Type 1 and Type 2 Sequences
Not all relative falls in sea level occur at a fast enough rate to expose the continental shelf. For example, during a eustatic fall, a rapidly subsiding margin may still experience a relative rise in sealevel, provided the rate of eustatic fall is less than the rate of subsidence. Early seismic studies recognized two types of sequences reflecting the case of sea-level fall below the shelf-slope break (type 1) and the case where sea level does not fall below this break (type 2). Although there has been much subsequent confusion about the application of these two types to outcrop studies, their definitions have been modified such that a type 1 sequence now refers to one in which there is a relative fall in sea level below the position of the present shoreline and a type 2 sequence refers to a sequence in which the relative fall in sea level does not force a shift in the position of the shoreline. Type 1 sequences were discussed above in the preceeding sections; type 2 sequences are discussed below.
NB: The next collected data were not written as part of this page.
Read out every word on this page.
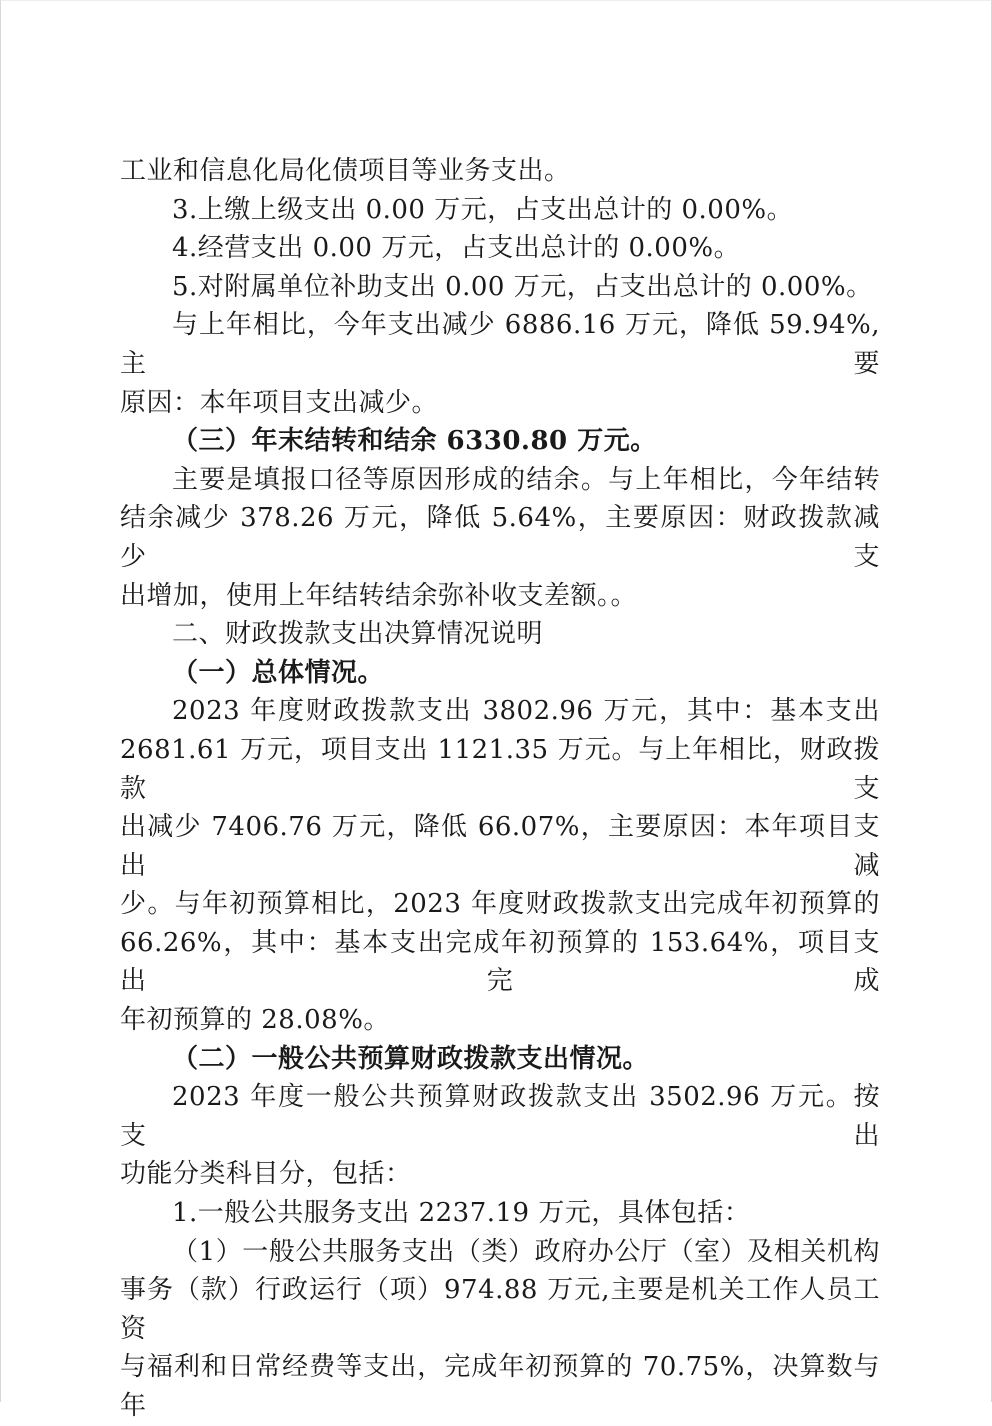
工业和信息化局化债项目等业务支出。

3.上缴上级支出 0.00 万元，占支出总计的 0.00%。

4.经营支出 0.00 万元，占支出总计的 0.00%。

5.对附属单位补助支出 0.00 万元，占支出总计的 0.00%。

与上年相比，今年支出减少 6886.16 万元，降低 59.94%,主要

原因：本年项目支出减少。

（三）年末结转和结余 6330.80 万元。

主要是填报口径等原因形成的结余。与上年相比，今年结转

结余减少 378.26 万元，降低 5.64%，主要原因：财政拨款减少支

出增加，使用上年结转结余弥补收支差额。。

二、财政拨款支出决算情况说明

（一）总体情况。

2023 年度财政拨款支出 3802.96 万元，其中：基本支出

2681.61 万元，项目支出 1121.35 万元。与上年相比，财政拨款支

出减少 7406.76 万元，降低 66.07%，主要原因：本年项目支出减

少。与年初预算相比，2023 年度财政拨款支出完成年初预算的

66.26%，其中：基本支出完成年初预算的 153.64%，项目支出完成

年初预算的 28.08%。

（二）一般公共预算财政拨款支出情况。

2023 年度一般公共预算财政拨款支出 3502.96 万元。按支出

功能分类科目分，包括：

1.一般公共服务支出 2237.19 万元，具体包括：

（1）一般公共服务支出（类）政府办公厅（室）及相关机构

事务（款）行政运行（项）974.88 万元,主要是机关工作人员工资

与福利和日常经费等支出，完成年初预算的 70.75%，决算数与年
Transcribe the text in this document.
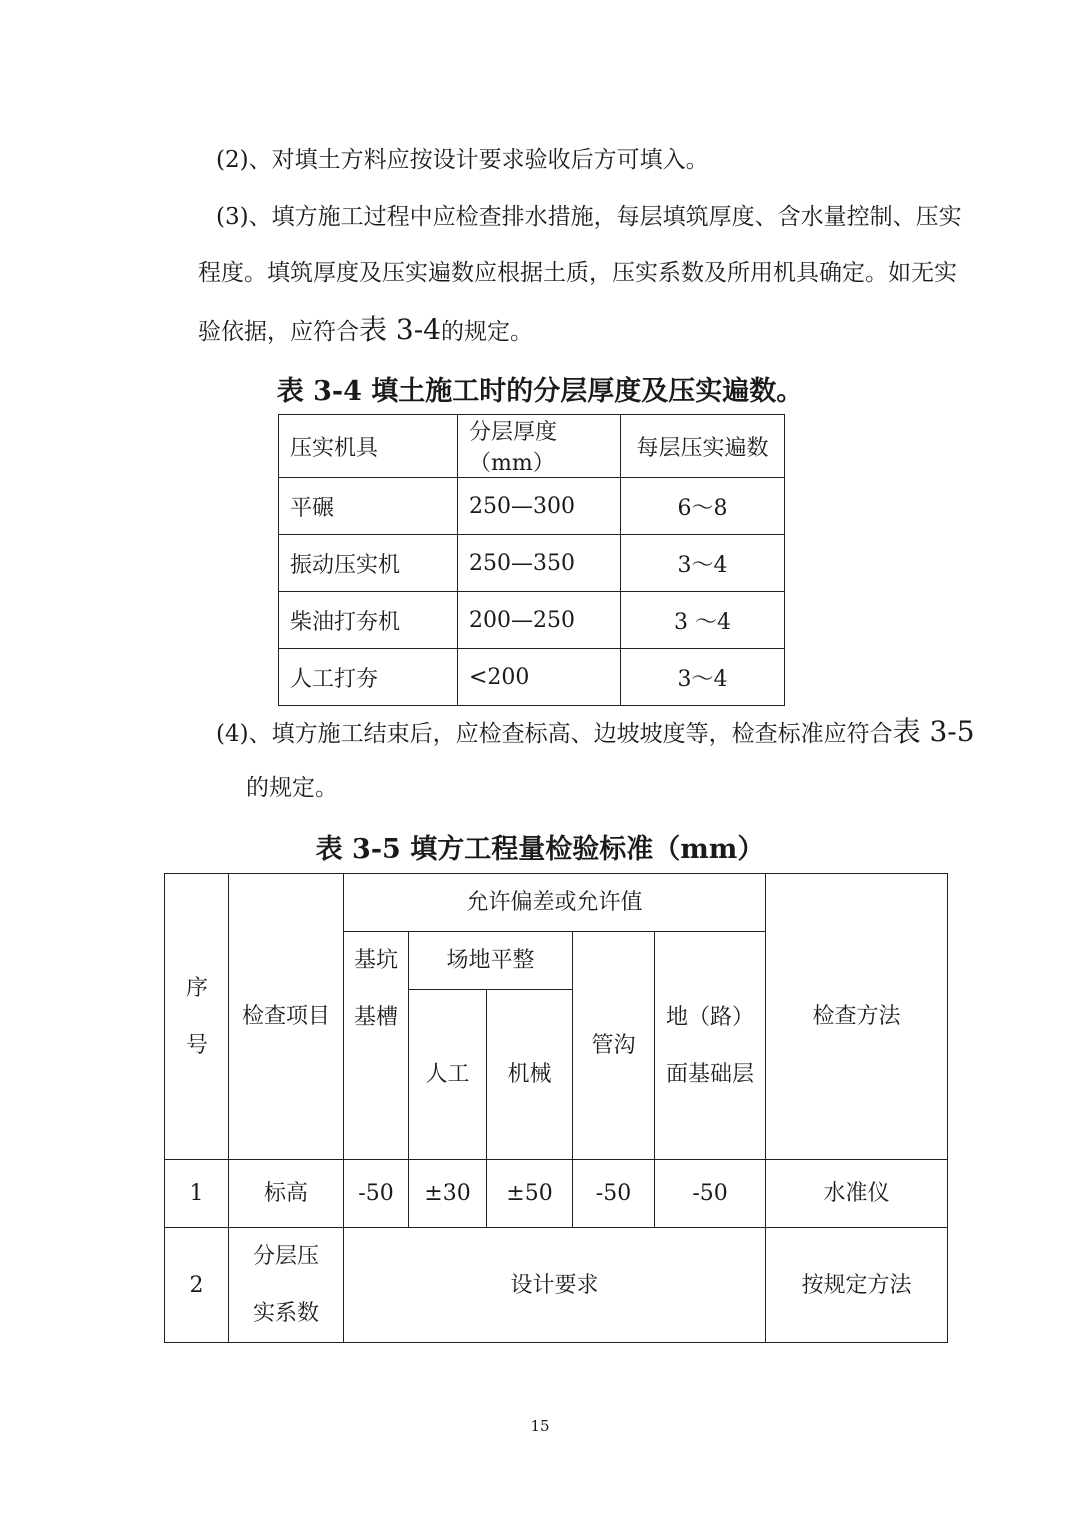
(2)、对填土方料应按设计要求验收后方可填入。

(3)、填方施工过程中应检查排水措施，每层填筑厚度、含水量控制、压实

程度。填筑厚度及压实遍数应根据土质，压实系数及所用机具确定。如无实

验依据，应符合表 3-4的规定。

表 3-4 填土施工时的分层厚度及压实遍数。
压实机具	分层厚度（mm）	每层压实遍数
平碾	250—300	6～8
振动压实机	250—350	3～4
柴油打夯机	200—250	3 ～4
人工打夯	<200	3～4

(4)、填方施工结束后，应检查标高、边坡坡度等，检查标准应符合表 3-5

的规定。

表 3-5 填方工程量检验标准（mm）
序号	检查项目	允许偏差或允许值					检查方法
		基坑基槽	场地平整		管沟	地（路）面基础层	
			人工	机械			
1	标高	-50	±30	±50	-50	-50	水准仪
2	分层压实系数	设计要求					按规定方法
15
Type 2 sequences (shown below) are similar to type 1 sequences (shown above) in nearly all regards except for the extent of the sequence-bounding unconformity and its expression in the marine realm. In addition, the two sequences differ in the name of the systems tract lying above the sequence boundary but below the transgressive surface .
In a type 2 sequence, the extent of the sequence-bounding unconformity can reach seaward only to the position of the previous shoreline, but no further. In other words, none of the marine areas of the previous highstand are subaerially exposed during a type 2 sequence boundary. Updip of these areas, the sequence bounding unconformity is expressed as for a type 1 sequence, but no incised valley forms as sealevel does not fall far enough for incision. In the marine realm, no basinward shift of facies occurs as in a type 1 sequence, and the type 2 sequence boundary is characterized only by a slight change in stacking patterns from increasingly progradational in the underlying highstand to decreasingly progradational (possibly aggradational) above the sequence boundary. Detecting this subtle transition in marine sections may be difficult to impossible and many type 2 sequence boundaries probably go undetected.
The shelf margin systems tract in a type 2 sequence is equivalent in stratigraphic position to the lowstand systems tract of a type 1 sequence. As stated above, the shelf margin systems tract is characterized by aggradational stacking. Like the lowstand systems tract, the shelf margin systems tract is capped by the transgressive surface.
In general, far more type 1 sequences have been reported than type 2 sequences, possibly in part reflecting their comparative difficulty or ease of detection. Some workers have gone so far as to question the existence of any type 2 sequences.